Despite how many people talk about Millennials and sex, the numbers show that we are having less sex than previous generations. What does this mean? We’re still figuring it out, Morris concedes. What is certain about the current sexual climate, at least for Millennials, is that it's more complicated than ever before. Elizabeth Armstrong, a sociologist at the University of Michigan who studies sexuality, spent a year conducting research in a freshman dorm. Armstrong is (admirably) very hesitant to paint the Millennial generation in any one way:

“As much as I want to try to dispel the fiction that there is this relentless move toward promiscuity, that every single generation is more promiscuous than the last, which just isn't true, I also think that the cultural change – in terms of how people connect, the meanings of these connections, the gendered aspects of the connection, how these connections fit into the rest of their lives – is still changing really fast. It looks like [young people] may be having less sex, less relationships, less commitment, but what they're doing is more casual. We still don't really have a handle on it all.”

Morris quotes a drummer named Jo, who confesses to having found porn on the Internet before even before knowing how to masturbate. “My generation is coming into their first sexual experience with more knowledge than any other generation,” he tells Morris. This is mostly good; it means we’re using more protection than any preceding generation, as the Internet spreads and democratizes sexual education. But the surge in accessible technology also has implications for our approaches and understandings of relationships. We have a dizzying number of choices regarding how we date, who we date, if we date. And sometimes, it’s terrifying.

Rebecca Wiegand Coale, one of the co-founders of the website The Gaggle, thinks that all these choices are mostly empowering. She tells Rolling Stone:

“We really feel like the first step to embracing the post-dating world and having a great time and finding love within it is just accepting that basic premise that all the rules are off…There are not so much rules as hints.”
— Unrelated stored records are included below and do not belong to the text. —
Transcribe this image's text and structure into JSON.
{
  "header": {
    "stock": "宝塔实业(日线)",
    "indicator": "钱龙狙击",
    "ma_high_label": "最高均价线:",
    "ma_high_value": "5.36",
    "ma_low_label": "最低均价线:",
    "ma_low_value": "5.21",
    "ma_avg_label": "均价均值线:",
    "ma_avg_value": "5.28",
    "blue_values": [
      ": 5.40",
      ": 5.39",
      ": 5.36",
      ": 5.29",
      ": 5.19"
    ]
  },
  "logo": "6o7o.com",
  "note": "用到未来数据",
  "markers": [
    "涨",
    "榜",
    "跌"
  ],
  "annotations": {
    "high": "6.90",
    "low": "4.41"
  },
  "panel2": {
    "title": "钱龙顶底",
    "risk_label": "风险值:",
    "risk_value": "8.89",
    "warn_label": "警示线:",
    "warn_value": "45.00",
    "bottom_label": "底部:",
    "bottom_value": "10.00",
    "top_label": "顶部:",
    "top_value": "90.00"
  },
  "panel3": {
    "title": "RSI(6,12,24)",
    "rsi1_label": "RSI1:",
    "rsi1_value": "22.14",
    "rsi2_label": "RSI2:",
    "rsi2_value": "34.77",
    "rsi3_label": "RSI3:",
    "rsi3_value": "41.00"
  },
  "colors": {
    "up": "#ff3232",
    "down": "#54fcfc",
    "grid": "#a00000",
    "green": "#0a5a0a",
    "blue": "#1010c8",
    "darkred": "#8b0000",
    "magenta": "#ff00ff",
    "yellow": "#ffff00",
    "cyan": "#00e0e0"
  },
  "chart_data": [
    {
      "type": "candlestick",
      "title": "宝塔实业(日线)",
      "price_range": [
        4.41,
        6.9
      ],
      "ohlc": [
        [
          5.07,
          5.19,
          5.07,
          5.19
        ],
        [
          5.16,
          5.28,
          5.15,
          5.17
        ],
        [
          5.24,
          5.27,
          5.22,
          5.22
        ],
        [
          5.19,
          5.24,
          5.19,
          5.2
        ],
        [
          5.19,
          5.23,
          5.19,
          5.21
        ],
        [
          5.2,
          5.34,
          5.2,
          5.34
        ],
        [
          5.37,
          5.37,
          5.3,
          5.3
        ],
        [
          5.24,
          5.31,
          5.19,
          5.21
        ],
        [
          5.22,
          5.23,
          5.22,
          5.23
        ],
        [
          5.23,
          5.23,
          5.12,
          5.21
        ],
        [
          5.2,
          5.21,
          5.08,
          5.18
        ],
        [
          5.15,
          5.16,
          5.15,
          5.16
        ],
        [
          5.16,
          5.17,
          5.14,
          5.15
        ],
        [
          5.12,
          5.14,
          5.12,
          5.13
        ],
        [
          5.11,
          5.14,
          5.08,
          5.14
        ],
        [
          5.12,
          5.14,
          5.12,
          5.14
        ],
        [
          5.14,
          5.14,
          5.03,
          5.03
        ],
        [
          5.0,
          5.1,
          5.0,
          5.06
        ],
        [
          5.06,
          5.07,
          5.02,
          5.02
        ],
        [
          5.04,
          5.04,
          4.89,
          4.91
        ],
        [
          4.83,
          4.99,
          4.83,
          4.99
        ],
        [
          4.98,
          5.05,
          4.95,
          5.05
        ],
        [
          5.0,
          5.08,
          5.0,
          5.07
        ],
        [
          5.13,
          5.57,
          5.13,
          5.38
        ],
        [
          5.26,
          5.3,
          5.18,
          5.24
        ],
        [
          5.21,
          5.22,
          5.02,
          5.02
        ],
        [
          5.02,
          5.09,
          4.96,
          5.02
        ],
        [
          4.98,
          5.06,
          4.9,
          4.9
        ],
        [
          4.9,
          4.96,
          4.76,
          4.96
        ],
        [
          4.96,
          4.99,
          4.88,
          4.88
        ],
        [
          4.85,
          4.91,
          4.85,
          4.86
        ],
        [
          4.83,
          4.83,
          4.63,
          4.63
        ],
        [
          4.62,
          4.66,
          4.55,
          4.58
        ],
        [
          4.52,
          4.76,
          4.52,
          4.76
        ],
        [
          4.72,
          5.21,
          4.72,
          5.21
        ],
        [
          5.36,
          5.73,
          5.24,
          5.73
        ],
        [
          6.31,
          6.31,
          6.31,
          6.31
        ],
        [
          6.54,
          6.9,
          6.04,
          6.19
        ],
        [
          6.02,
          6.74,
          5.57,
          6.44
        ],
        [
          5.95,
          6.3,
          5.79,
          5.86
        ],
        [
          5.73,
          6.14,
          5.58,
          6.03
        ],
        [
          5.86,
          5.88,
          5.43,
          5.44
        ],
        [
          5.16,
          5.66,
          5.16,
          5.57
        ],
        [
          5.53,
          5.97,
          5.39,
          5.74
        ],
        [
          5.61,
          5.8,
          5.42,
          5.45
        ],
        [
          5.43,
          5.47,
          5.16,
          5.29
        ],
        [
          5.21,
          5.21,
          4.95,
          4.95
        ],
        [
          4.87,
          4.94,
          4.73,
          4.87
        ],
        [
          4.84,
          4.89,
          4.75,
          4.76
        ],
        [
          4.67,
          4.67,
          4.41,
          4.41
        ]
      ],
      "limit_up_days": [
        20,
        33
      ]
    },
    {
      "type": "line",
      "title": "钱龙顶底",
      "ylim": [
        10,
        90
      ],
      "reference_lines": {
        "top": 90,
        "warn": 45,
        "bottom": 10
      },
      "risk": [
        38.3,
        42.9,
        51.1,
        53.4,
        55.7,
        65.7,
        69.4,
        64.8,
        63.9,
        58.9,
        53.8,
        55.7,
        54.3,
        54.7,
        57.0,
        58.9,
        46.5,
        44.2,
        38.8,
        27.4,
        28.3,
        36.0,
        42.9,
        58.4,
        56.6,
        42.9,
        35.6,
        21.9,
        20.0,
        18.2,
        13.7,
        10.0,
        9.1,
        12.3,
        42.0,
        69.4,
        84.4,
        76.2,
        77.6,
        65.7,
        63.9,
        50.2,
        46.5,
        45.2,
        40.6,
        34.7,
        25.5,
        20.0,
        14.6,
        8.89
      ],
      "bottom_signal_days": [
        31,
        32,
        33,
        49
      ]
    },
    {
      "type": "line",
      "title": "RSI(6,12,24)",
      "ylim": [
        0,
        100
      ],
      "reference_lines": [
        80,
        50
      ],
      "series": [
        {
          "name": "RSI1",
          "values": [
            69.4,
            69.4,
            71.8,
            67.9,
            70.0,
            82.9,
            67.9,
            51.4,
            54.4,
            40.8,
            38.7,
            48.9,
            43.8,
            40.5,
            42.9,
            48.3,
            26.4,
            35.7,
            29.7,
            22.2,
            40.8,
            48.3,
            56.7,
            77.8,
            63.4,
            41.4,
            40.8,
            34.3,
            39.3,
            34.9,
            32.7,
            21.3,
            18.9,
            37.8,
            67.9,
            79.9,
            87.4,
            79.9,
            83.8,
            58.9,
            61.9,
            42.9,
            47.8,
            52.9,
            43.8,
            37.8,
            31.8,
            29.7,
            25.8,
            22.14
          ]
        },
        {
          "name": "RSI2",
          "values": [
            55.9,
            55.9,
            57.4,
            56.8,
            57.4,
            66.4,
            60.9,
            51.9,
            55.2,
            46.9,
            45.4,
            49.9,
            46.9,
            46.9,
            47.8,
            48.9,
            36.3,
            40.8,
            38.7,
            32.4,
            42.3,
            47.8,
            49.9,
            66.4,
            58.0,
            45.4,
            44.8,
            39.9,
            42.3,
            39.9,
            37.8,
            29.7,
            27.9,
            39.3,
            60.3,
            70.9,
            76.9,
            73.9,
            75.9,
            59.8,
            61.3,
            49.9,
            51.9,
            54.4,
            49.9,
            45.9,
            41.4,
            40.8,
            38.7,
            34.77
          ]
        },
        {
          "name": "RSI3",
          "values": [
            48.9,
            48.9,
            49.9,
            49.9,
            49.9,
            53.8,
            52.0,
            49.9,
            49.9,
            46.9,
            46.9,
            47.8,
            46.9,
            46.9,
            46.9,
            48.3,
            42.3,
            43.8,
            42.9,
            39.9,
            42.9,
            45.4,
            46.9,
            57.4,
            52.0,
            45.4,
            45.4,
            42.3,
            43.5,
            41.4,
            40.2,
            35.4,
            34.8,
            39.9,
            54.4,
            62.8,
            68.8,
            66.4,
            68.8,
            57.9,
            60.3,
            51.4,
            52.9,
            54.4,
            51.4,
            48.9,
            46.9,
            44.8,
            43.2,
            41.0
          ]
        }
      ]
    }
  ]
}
At this point in the article, I finally felt my own judgment — the lack of which I so respected in Morris — sneak up on me. While I appreciate Gaggle’s mission to “help women realize that having several ambiguous relationships could be as emotionally satisfying as having one certain one,” I wish Morris had better captured the widespread dissatisfaction that many of my men and women peers experience. While I am by no means a firm proponent of monogamy or anything, really, I do know that modern dating (if you can even call it "dating") is exhausting, often excruciating, and a classic example of the paradox of choice.